The top official in charge of fire prevention in Tennessee is warning runners to stay away from those popular runs with the brightly colored powder.
This comes on the heels of a NewsChannel 5 investigation that first exposed the potential dangers of these runs and how the powders catch on fire.
There have not been any reports of powder fires at any races. But when the same sort of powder was used at a concert this summer in Taiwan, the results were disastrous.
"That to me is a potential for disaster," said Gary West, deputy commissioner at the Tennessee Department of Commerce and Insurance.
West, a firefighter by training, runs the State Fire Marshal's Office, and he's very concerned about what's happening at these color powder runs.
"Would you call them 'safe?'NewsChannel 5 Investigates asked West.
"I wouldn't call it 'safe,'" he answered. "I think there's potential for fire in this situation."
West was especially concerned by the giant clouds of powder that you find at these races.
"All it takes is a spark -- the right situation with a spark," he explained. "And if it does flame up, then everyone in that cloud is going to be engulfed in that flame."
Race promoters claim the powders are is simply dyed cornstarch.
But NewsChannel 5's test demonstrated that, when you shoot it or even just toss it into the air like they do at the runs, it burns very easily.
In fact, when similar powder was thrown over the crowd at a concert in Taiwan this past summer, a spark of some sort caused it to explode into a large fireball that burned nearly 500 people and killed a dozen.
"It's no surprise to me that a little bit of dust in the air can cause a huge fireball," West said.
The same sort of thing happened at the Hoeganaes plant in Gallatin four years ago.

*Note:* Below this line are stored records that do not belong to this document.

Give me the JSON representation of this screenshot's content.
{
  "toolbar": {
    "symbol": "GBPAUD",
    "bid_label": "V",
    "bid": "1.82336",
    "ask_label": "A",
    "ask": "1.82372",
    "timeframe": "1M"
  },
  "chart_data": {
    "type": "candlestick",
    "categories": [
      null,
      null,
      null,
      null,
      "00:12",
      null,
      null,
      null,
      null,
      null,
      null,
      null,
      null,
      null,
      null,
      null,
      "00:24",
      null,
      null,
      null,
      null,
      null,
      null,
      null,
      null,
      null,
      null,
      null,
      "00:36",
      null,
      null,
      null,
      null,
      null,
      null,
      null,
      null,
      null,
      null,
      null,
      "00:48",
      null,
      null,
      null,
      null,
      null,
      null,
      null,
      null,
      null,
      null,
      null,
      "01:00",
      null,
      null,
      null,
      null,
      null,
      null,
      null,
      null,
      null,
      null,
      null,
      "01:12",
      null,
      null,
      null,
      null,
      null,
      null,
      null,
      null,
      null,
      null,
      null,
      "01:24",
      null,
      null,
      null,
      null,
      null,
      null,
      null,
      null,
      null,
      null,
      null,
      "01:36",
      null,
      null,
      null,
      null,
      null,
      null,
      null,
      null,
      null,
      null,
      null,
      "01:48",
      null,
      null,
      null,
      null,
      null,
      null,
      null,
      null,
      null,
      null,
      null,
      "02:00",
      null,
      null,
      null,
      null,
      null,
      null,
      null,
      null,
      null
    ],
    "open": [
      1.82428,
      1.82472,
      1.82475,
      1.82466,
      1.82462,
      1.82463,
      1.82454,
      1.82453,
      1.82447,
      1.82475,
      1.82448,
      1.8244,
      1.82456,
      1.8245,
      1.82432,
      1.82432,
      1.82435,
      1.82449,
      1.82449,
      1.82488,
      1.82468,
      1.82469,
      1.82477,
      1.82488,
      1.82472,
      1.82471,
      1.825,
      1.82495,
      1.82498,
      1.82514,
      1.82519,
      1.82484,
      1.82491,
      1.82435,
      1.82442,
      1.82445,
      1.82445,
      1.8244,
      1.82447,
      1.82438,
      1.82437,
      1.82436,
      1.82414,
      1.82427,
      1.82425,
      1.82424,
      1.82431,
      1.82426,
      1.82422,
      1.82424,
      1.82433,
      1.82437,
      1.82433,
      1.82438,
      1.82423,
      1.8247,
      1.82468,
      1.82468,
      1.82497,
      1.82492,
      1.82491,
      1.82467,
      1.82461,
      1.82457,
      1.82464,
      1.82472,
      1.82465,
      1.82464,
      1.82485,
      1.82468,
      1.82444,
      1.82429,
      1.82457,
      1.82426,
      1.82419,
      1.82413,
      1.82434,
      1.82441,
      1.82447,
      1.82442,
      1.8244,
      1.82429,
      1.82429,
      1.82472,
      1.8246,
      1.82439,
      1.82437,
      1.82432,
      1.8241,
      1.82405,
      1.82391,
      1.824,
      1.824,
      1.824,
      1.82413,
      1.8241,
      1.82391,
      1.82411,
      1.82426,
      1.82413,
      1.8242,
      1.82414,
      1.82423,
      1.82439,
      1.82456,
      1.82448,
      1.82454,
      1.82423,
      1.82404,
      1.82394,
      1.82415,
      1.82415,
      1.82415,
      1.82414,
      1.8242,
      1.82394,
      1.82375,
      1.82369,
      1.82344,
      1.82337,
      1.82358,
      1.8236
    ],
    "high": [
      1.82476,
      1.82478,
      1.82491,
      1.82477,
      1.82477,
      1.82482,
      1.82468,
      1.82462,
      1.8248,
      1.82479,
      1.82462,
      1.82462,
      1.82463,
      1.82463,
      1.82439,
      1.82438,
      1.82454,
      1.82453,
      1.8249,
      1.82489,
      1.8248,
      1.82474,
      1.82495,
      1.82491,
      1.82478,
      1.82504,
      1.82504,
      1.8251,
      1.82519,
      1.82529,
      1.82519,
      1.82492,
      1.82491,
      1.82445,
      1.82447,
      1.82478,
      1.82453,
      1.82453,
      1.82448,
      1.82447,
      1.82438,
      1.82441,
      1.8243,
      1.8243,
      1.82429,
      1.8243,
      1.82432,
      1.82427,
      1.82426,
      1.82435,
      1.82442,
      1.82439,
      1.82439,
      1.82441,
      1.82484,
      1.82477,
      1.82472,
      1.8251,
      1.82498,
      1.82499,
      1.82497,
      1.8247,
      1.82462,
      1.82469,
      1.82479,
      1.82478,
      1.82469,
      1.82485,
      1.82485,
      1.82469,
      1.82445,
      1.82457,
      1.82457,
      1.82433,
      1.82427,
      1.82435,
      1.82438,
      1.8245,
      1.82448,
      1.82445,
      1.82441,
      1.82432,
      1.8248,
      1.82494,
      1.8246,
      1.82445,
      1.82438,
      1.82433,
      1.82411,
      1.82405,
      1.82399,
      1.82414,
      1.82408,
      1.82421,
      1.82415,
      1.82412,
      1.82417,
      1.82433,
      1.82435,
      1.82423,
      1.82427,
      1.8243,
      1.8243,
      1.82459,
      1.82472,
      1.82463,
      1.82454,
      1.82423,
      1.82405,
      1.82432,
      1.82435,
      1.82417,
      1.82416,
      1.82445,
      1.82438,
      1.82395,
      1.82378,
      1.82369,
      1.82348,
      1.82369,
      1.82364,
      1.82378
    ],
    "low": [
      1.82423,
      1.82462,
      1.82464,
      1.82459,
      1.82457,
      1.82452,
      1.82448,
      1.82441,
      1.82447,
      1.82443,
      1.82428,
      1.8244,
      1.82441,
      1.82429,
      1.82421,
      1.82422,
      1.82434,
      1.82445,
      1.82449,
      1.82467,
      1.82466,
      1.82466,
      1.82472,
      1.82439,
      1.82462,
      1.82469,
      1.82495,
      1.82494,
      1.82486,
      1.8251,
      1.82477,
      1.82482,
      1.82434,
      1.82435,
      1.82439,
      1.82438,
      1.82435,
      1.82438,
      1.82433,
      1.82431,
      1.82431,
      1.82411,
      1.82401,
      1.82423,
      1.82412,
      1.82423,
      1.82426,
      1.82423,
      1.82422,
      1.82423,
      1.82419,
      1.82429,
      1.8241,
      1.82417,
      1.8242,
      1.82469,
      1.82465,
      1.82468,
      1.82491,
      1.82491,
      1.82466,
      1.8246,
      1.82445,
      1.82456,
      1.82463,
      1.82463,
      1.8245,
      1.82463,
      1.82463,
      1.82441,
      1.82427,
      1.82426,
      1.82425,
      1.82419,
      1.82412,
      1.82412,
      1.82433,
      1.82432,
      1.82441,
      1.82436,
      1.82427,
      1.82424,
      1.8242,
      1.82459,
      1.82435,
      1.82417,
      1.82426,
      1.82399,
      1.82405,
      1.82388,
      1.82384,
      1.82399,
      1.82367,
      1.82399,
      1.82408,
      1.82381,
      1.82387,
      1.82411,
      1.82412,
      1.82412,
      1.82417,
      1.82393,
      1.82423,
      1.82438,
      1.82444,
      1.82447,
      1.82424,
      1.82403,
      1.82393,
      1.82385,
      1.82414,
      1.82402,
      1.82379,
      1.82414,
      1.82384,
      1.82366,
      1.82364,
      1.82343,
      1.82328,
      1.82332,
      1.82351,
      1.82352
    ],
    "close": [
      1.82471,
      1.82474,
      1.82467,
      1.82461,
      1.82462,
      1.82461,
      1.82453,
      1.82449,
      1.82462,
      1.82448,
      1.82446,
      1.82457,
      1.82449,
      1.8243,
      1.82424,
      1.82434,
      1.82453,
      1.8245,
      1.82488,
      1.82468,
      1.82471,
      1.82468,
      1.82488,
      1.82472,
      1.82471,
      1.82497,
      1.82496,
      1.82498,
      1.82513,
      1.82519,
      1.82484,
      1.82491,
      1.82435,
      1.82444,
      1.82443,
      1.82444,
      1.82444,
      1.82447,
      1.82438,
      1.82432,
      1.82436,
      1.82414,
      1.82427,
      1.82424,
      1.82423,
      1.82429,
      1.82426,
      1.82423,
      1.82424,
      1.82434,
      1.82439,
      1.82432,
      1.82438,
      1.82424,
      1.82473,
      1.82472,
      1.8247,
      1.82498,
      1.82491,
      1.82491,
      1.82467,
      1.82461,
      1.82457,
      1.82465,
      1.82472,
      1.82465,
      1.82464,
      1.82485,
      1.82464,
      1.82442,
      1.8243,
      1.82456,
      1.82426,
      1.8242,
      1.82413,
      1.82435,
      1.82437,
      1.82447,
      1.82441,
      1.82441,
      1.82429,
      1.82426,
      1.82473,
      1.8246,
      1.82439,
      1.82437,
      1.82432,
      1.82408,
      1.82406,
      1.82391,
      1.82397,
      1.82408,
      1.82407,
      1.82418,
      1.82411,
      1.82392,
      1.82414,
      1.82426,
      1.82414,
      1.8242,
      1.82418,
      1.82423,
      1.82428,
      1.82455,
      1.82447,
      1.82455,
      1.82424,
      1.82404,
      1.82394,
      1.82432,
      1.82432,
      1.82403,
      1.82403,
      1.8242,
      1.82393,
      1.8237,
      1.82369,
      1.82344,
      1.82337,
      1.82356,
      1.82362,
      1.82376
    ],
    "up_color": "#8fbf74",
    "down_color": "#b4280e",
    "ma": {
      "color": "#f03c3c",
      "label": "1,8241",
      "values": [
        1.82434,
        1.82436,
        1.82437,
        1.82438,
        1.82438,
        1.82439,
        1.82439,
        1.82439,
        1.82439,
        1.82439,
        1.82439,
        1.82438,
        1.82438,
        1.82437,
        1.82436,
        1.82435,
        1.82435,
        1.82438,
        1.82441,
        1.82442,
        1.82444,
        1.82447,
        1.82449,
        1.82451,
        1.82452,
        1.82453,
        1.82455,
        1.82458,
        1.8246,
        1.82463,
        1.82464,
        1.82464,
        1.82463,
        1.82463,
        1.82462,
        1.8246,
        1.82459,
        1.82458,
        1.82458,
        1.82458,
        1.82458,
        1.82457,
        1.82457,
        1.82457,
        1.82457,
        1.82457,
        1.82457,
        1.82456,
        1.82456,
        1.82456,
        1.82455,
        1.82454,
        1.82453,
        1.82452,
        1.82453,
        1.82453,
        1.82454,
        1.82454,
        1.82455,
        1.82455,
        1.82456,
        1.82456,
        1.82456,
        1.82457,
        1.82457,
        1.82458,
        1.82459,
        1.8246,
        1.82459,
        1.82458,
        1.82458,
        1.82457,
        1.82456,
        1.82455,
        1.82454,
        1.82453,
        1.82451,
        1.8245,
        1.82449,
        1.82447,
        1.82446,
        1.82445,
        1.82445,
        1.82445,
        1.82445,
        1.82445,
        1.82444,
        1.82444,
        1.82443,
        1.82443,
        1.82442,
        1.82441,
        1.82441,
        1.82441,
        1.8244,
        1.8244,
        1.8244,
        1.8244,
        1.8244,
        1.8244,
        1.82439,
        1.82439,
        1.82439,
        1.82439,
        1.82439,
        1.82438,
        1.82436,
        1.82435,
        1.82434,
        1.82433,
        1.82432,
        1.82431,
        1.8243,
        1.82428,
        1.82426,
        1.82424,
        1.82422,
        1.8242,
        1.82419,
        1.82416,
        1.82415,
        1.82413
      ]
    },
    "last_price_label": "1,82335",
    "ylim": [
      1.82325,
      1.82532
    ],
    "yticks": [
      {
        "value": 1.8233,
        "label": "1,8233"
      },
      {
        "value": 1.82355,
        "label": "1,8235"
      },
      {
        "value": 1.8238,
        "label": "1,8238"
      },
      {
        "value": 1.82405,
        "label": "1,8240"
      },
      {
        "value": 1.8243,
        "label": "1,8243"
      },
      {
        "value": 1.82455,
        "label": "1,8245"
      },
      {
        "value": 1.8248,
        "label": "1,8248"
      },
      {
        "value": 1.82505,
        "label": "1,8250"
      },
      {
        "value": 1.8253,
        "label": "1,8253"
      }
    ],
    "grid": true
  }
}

Iron dust ignited and exploded in three separate fires, killing five workers.
West said that, under the right conditions, even something like the gas powered leaf blowers we saw at some of the races could cause a spark and turn a fun run into something much more serious.
And that's why he now suggests avoiding these sorts of runs.
"I think people should use common sense and not put themselves in that situation," West stated.
"You're that concerned?" NewsChannel 5 Investigates asked.
"Yes," he replied.
Dust is highly regulated in indoor industrial settings, but in outdoor settings like these runs, it is not -- at least not yet.
The State Fire Marshal's Office has no authority to stop these runs, but Gary West suggested that perhaps is something state lawmakers need to take a look at.
In the meantime, he said his office will encourage race promoters to take precautions and even consider not doing them or using something other than powder.
These runs aren't just happening here in Tennessee.
And because of the testing that we've done, fire marshals in several other states are also taking a hard look at these powders and runs.
Some have issued warnings. Some have rolled out new restrictions for these races. And all seem to agree that this is something that needs further study, perhaps on a national level.